Por eso, aquel día, mientras esperaba noticias sobre mi esposa, a quien estaban operando, le escribí una larga nota. Después, rodeado de charlas nerviosas, me concentré en la suave voz de Dios.

De pronto… ¡noticias! El cirujano quería verme. Fui a esperarlo a una habitación solitaria. Allí, sobre la mesa, había dos cajas de pañuelos de papel, colocadas a propósito. No eran para resfríos, sino para usarlos ante frases duras como las que oí cuando murió mi hermano.

En momentos de angustia e incertidumbre como esos, la sinceridad de los salmos los convierte en un lugar adecuado adonde recurrir. El Salmo 31 revela el corazón de David: «mi vida se va gastando de dolor» (v. 10).
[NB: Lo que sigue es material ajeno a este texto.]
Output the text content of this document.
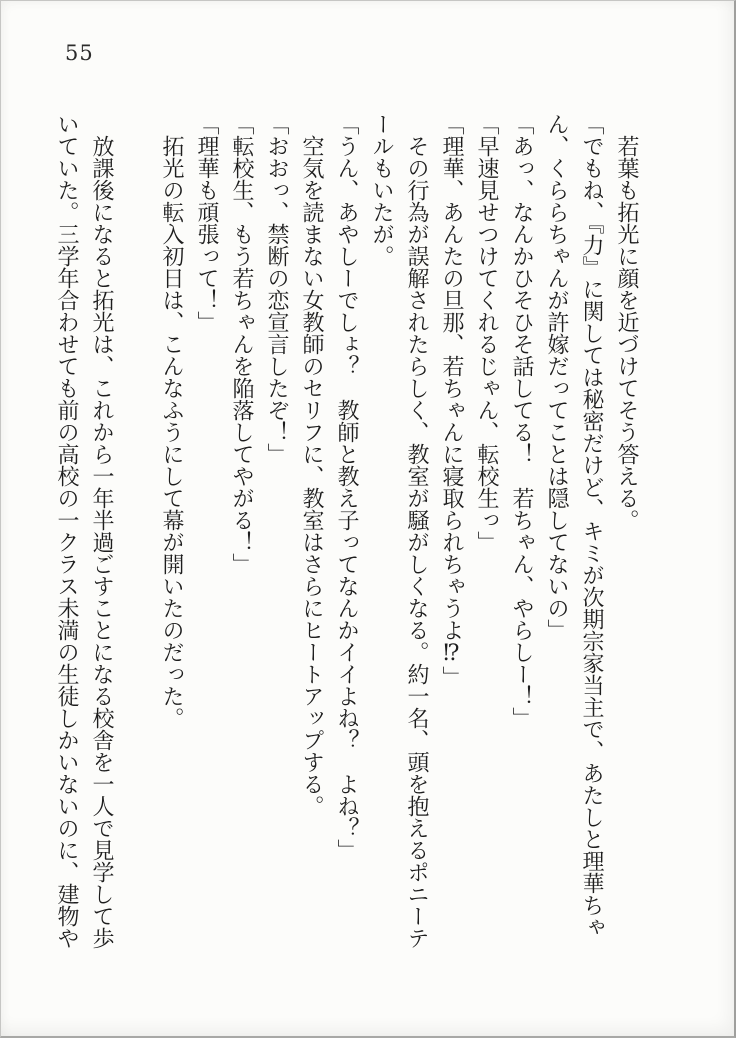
55

　若葉も拓光に顔を近づけてそう答える。

「でもね、『力』に関しては秘密だけど、キミが次期宗家当主で、あたしと理華ちゃ

ん、くららちゃんが許嫁だってことは隠してないの」

「あっ、なんかひそひそ話してる！　若ちゃん、やらしー！」

「早速見せつけてくれるじゃん、転校生っ」

「理華、あんたの旦那、若ちゃんに寝取られちゃうよ⁉」

　その行為が誤解されたらしく、教室が騒がしくなる。約一名、頭を抱えるポニーテ

ールもいたが。

「うん、あやしーでしょ？　教師と教え子ってなんかイイよね？　よね？」

　空気を読まない女教師のセリフに、教室はさらにヒートアップする。

「おおっ、禁断の恋宣言したぞ！」

「転校生、もう若ちゃんを陥落してやがる！」

「理華も頑張って！」

　拓光の転入初日は、こんなふうにして幕が開いたのだった。

　放課後になると拓光は、これから一年半過ごすことになる校舎を一人で見学して歩

いていた。三学年合わせても前の高校の一クラス未満の生徒しかいないのに、建物や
El dolor del alejamiento de sus amigos agudizaba su tristeza (v. 11).

Sin embargo, su fe estaba fundada en el Dios verdadero: «Mas yo en ti confío, oh Señor; digo: Tú eres mi Dios. En tu mano están mis tiempos» (vv. 14-15).

Aquel día, el cirujano me dio buenas noticias: mi esposa se recuperaría. Pero, aunque hubiese sido lo opuesto, seguimos en las buenas manos de Dios.

Cuando ponemos nuestros problemas en manos de Dios, Él pone paz en nuestro corazón.